As Soujourner Truth pointedly notes in her 1851 address to the Womens Convention in Akron, Ohio, race subverts the niceties of gender. While her white counterparts are privy to the notion of a womans vulnerability and femininity, as a black woman she receives no such treatment (Truth). The lack of equality in the treatment between races is, of course, not limited to women. As Douglass explained in his later essay  The Meaning of the Fourth of July for a Negro,  moral inconsistencies were rife in the system of slavery. While  seventy-two crimes in the State of Virginia which, if committed by a black man (no matter how ignorant he be), subject him to the punishment of death while only two of the same crimes will subject a white man to the like punishment.  In this, the system of slavery uses their humanity as a tool for the violence enacted upon them. While they are treated as substandard, blacks were held at greater moral responsibility than the whites who did most of the damage.

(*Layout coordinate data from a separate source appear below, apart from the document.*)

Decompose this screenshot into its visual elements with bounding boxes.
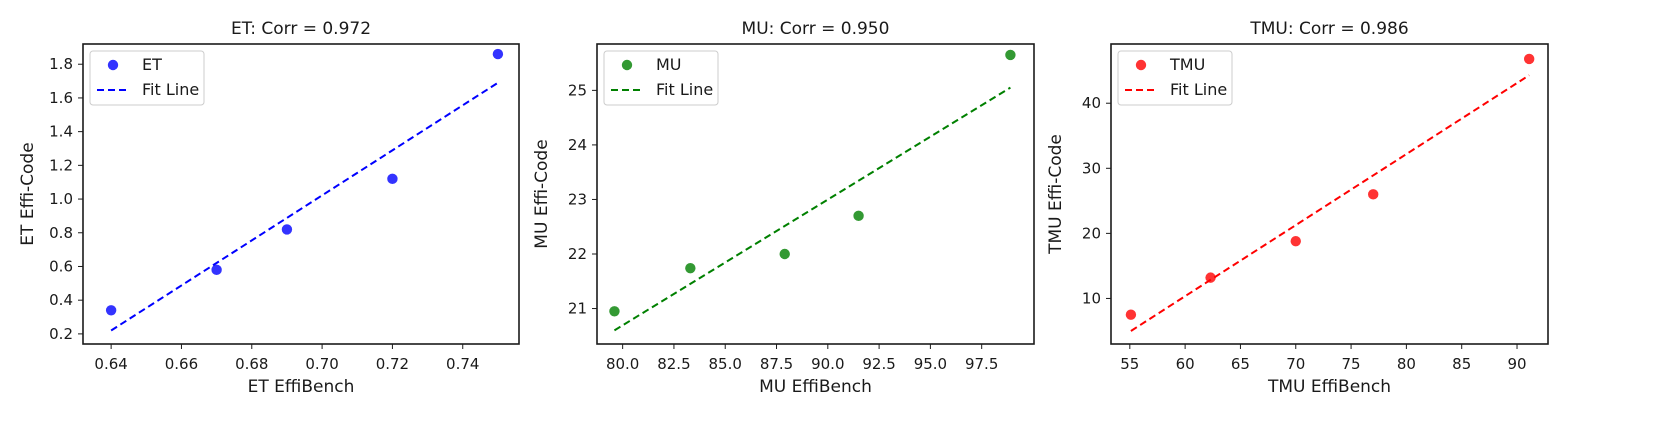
- x-tick-label: 0.74: [446, 355, 479, 373]
- y-tick-label: 40: [1082, 94, 1101, 112]
- chart-title: TMU: Corr = 0.986: [1249, 19, 1408, 39]
- fit-line: [613, 86, 1011, 332]
- y-tick-label: 0.6: [49, 257, 73, 275]
- x-tick-label: 65: [1231, 355, 1250, 373]
- data-point: [492, 48, 504, 60]
- x-tick-label: 0.72: [376, 355, 409, 373]
- y-tick-label: 24: [568, 136, 587, 154]
- x-axis-label: TMU EffiBench: [1267, 377, 1391, 397]
- y-tick-label: 22: [568, 245, 587, 263]
- legend-marker-scatter: [1135, 59, 1147, 71]
- x-tick-label: 97.5: [965, 355, 998, 373]
- x-tick-label: 95.0: [914, 355, 947, 373]
- x-tick-label: 85: [1452, 355, 1471, 373]
- y-tick-label: 1.6: [49, 89, 73, 107]
- y-tick-label: 0.2: [49, 325, 73, 343]
- x-tick-label: 90.0: [811, 355, 844, 373]
- y-tick-label: 1.4: [49, 123, 73, 141]
- y-tick-label: 21: [568, 300, 587, 318]
- x-tick-label: 90: [1507, 355, 1526, 373]
- y-tick-label: 25: [568, 81, 587, 99]
- y-tick-label: 1.8: [49, 55, 73, 73]
- legend-box: [603, 50, 719, 106]
- x-tick-label: 0.68: [235, 355, 268, 373]
- y-tick-label: 30: [1082, 159, 1101, 177]
- legend-label-scatter: TMU: [1169, 55, 1205, 74]
- chart-2: 80.0 82.5 85.0 87.5 90.0 92.5 95.0 97.5 21 22 23 24…: [532, 19, 1035, 397]
- legend-box: [89, 50, 205, 106]
- legend-label-fit: Fit Line: [1170, 80, 1227, 99]
- data-point: [1125, 309, 1137, 320]
- x-tick-label: 0.70: [305, 355, 338, 373]
- legend-marker-scatter: [107, 59, 119, 71]
- x-tick-label: 0.64: [94, 355, 127, 373]
- chart-3: 55 60 65 70 75 80 85 90 10 20 30 40 TMU: Corr = 0.98…: [1046, 19, 1549, 397]
- data-point: [779, 248, 790, 260]
- data-point: [211, 264, 222, 276]
- x-tick-label: 87.5: [760, 355, 793, 373]
- y-axis-label: MU Effi-Code: [532, 139, 552, 248]
- plot-frame: [1110, 43, 1549, 345]
- y-tick-label: 0.4: [49, 291, 73, 309]
- data-point: [609, 306, 620, 317]
- legend-label-scatter: MU: [656, 55, 682, 74]
- legend-box: [1117, 50, 1233, 106]
- y-tick-label: 23: [568, 190, 587, 208]
- x-tick-label: 55: [1120, 355, 1139, 373]
- x-tick-label: 82.5: [657, 355, 690, 373]
- data-point: [387, 173, 398, 185]
- data-point: [1290, 235, 1301, 247]
- data-point: [685, 262, 696, 274]
- plot-frame: [82, 43, 520, 345]
- chart-1: 0.64 0.66 0.68 0.70 0.72 0.74 0.2 0.4 0.6 0.8 1.0 1…: [18, 19, 520, 397]
- data-point: [1368, 189, 1379, 200]
- x-tick-label: 80: [1397, 355, 1416, 373]
- x-tick-label: 70: [1286, 355, 1305, 373]
- fit-line: [1130, 74, 1530, 332]
- y-axis-label: TMU Effi-Code: [1046, 134, 1066, 255]
- legend-label-fit: Fit Line: [656, 80, 713, 99]
- data-point: [1523, 53, 1535, 65]
- y-tick-label: 1.0: [49, 190, 73, 208]
- data-point: [1005, 49, 1016, 61]
- fit-line: [110, 81, 499, 332]
- plot-frame: [596, 43, 1035, 345]
- data-point: [281, 224, 293, 235]
- chart-title: MU: Corr = 0.950: [742, 19, 890, 39]
- legend-marker-scatter: [621, 59, 633, 71]
- x-tick-label: 80.0: [606, 355, 639, 373]
- x-tick-label: 60: [1176, 355, 1195, 373]
- x-tick-label: 75: [1342, 355, 1361, 373]
- x-axis-label: MU EffiBench: [759, 377, 872, 397]
- y-tick-label: 10: [1082, 289, 1101, 307]
- x-tick-label: 92.5: [862, 355, 895, 373]
- x-tick-label: 85.0: [709, 355, 742, 373]
- data-point: [1205, 272, 1216, 283]
- y-tick-label: 0.8: [49, 224, 73, 242]
- legend-label-scatter: ET: [142, 55, 162, 74]
- data-point: [853, 210, 864, 222]
- y-tick-label: 1.2: [49, 156, 73, 174]
- chart-title: ET: Corr = 0.972: [231, 19, 371, 39]
- legend-label-fit: Fit Line: [142, 80, 199, 99]
- data-point: [105, 305, 117, 316]
- y-tick-label: 20: [1082, 224, 1101, 242]
- y-axis-label: ET Effi-Code: [18, 142, 38, 245]
- x-tick-label: 0.66: [165, 355, 198, 373]
- x-axis-label: ET EffiBench: [248, 377, 355, 397]
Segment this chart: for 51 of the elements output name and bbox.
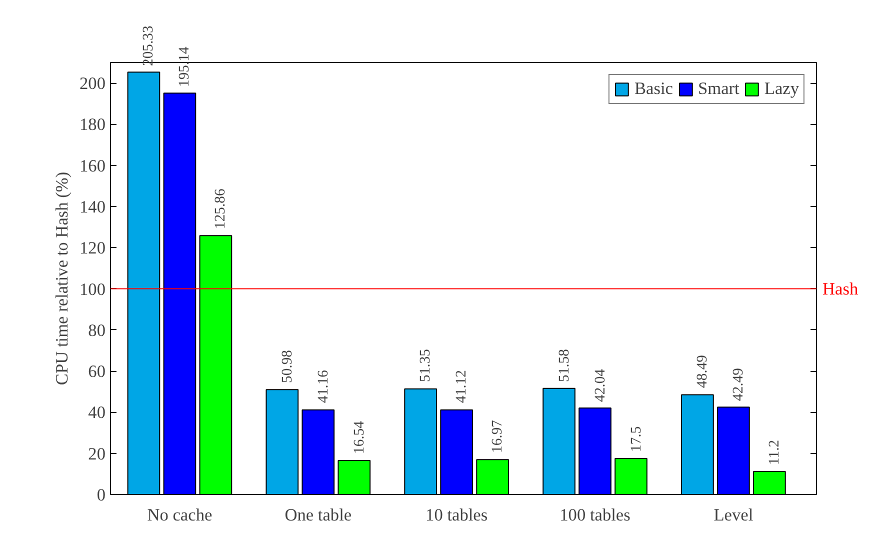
x-tick-label: 100 tables: [560, 506, 631, 524]
y-tick-label: 140: [80, 198, 106, 216]
x-tick-label: No cache: [147, 506, 212, 524]
y-tick-label: 0: [96, 486, 106, 504]
y-tick-label: 60: [88, 362, 106, 382]
data-label: 41.16: [315, 370, 332, 404]
bar: [302, 409, 335, 494]
data-label: 51.58: [556, 348, 574, 382]
y-tick-label: 180: [80, 115, 106, 134]
data-label: 125.86: [212, 188, 230, 230]
x-tick-label: 10 tables: [426, 506, 488, 524]
y-tick-label: 200: [80, 74, 106, 94]
y-tick-label: 80: [88, 320, 106, 340]
data-label: 11.2: [766, 440, 784, 465]
x-tick-label: One table: [284, 506, 352, 524]
bar: [542, 388, 576, 494]
bar: [338, 460, 371, 494]
y-tick-label: 120: [80, 238, 106, 258]
bar: [578, 408, 612, 494]
bar: [127, 72, 160, 494]
y-tick-label: 40: [88, 403, 106, 422]
legend-label: Basic: [634, 79, 673, 99]
data-label: 42.49: [730, 368, 748, 401]
data-label: 50.98: [279, 350, 296, 384]
bar: [163, 92, 196, 494]
data-label: 195.14: [176, 46, 194, 87]
ref-line-label: Hash: [822, 279, 858, 298]
legend-label: Lazy: [764, 79, 799, 99]
data-label: 17.5: [628, 426, 645, 452]
data-label: 51.35: [418, 349, 435, 382]
y-axis-title: CPU time relative to Hash (%): [52, 172, 72, 386]
data-label: 205.33: [140, 25, 158, 66]
y-tick-label: 100: [80, 280, 106, 299]
data-label: 16.97: [490, 420, 507, 454]
data-label: 48.49: [694, 355, 712, 388]
bar: [753, 470, 786, 494]
bar: [614, 458, 648, 494]
data-label: 41.12: [454, 370, 471, 404]
bar: [476, 459, 509, 494]
bar: [199, 235, 232, 494]
x-tick-label: Level: [714, 506, 754, 524]
y-tick-label: 160: [80, 156, 106, 176]
bar: [266, 389, 299, 494]
y-tick-label: 20: [88, 444, 106, 464]
bar: [440, 409, 473, 494]
bar: [404, 388, 438, 494]
bar: [681, 394, 714, 494]
data-label: 16.54: [351, 420, 368, 454]
data-label: 42.04: [592, 368, 609, 402]
bar: [717, 406, 750, 494]
legend-label: Smart: [698, 79, 740, 99]
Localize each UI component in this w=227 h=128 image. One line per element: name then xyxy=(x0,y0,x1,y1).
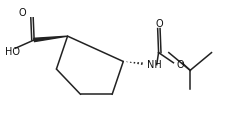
Polygon shape xyxy=(34,36,67,42)
Text: HO: HO xyxy=(5,47,20,57)
Text: O: O xyxy=(175,60,183,70)
Text: NH: NH xyxy=(146,60,160,70)
Text: O: O xyxy=(18,8,26,18)
Text: O: O xyxy=(155,19,163,29)
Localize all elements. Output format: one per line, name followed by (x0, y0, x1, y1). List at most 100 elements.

Though Douglass portrays in brutal detail the physical violence visited upon him and other slaves as part of slavery, he more importantly succeeds in showing how this violence is much deeper than a sole individuals desire for power. Violence in slavery is systematized, affecting not only the slaves but also slave owners and supporters. It becomes part of a culture, that makes men like Mr. Covey with his slave-breaking business legitimate and turns people like Sophia Auld whose personality becomes poisoned by her own involvement. Douglasss narrative shows that the violence of slavery is not merely a raised whip or even murder, but a much deeper offense that becomes part of social norms and individual cultural understanding. Both the slaves and the slave owners identify themselves within this violence, one suffering and in some cases dying from the force of it while another benefits.